Published online by Cambridge University Press: 07 October 2011
Up to this point we have strictly adhered to the methodological principle enunciated at the beginning of our deliberations about technical progress. We have treated innovations as independent variables, the operation of which is supposed to distort a preexisting dynamic equilibrium. Our task has been to determine the responses of the system suitable to adjust it to the technological stimulus. Now we are going to change the focus of our investigation by treating innovations themselves as part of the response of the system – a device for counteracting the effect of diminishing returns in the area of natural resources and for restoring the initial per capita output.

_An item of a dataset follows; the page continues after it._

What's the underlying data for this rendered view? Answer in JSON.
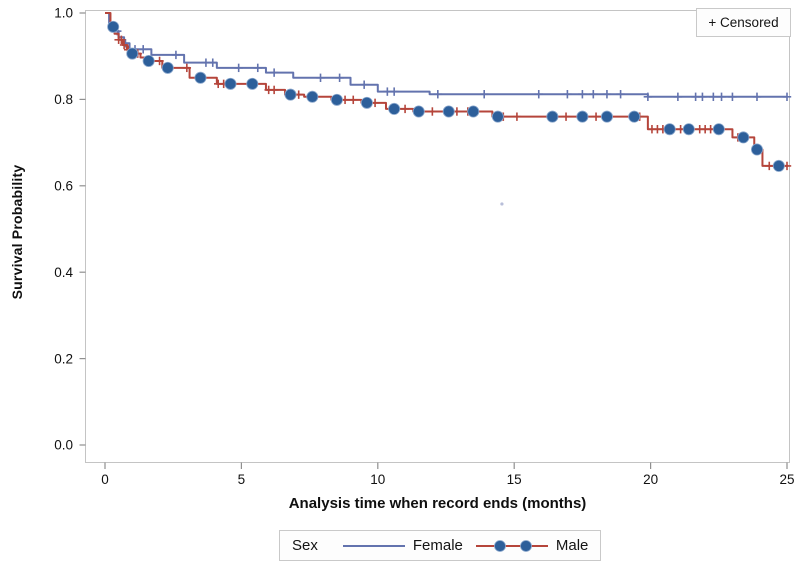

This change in focus implies, first of all, a specification of the macrogoal which, in our previous analyses, served as the guidepost for all adjustment processes. It is no longer a process of production moving in dynamic equilibrium generally, but a process that achieves and maintains a preordained level of per capita output of consumer goods. Second, deviations from this stipulated level in the downward direction are supposed to induce innovations sufficiently productive to compensate for any decline of returns. Such inducement is conditional on the operation of a motorial mechanism, that is, on the presence of behavioral and motivational patterns that will assure innovating activity of the right size at the right time. Third, this motorial mechanism can be set in motion only if, at the outset, a set of blueprints (inventions) is available from which one or more goal-adequate ones can be chosen as innovations.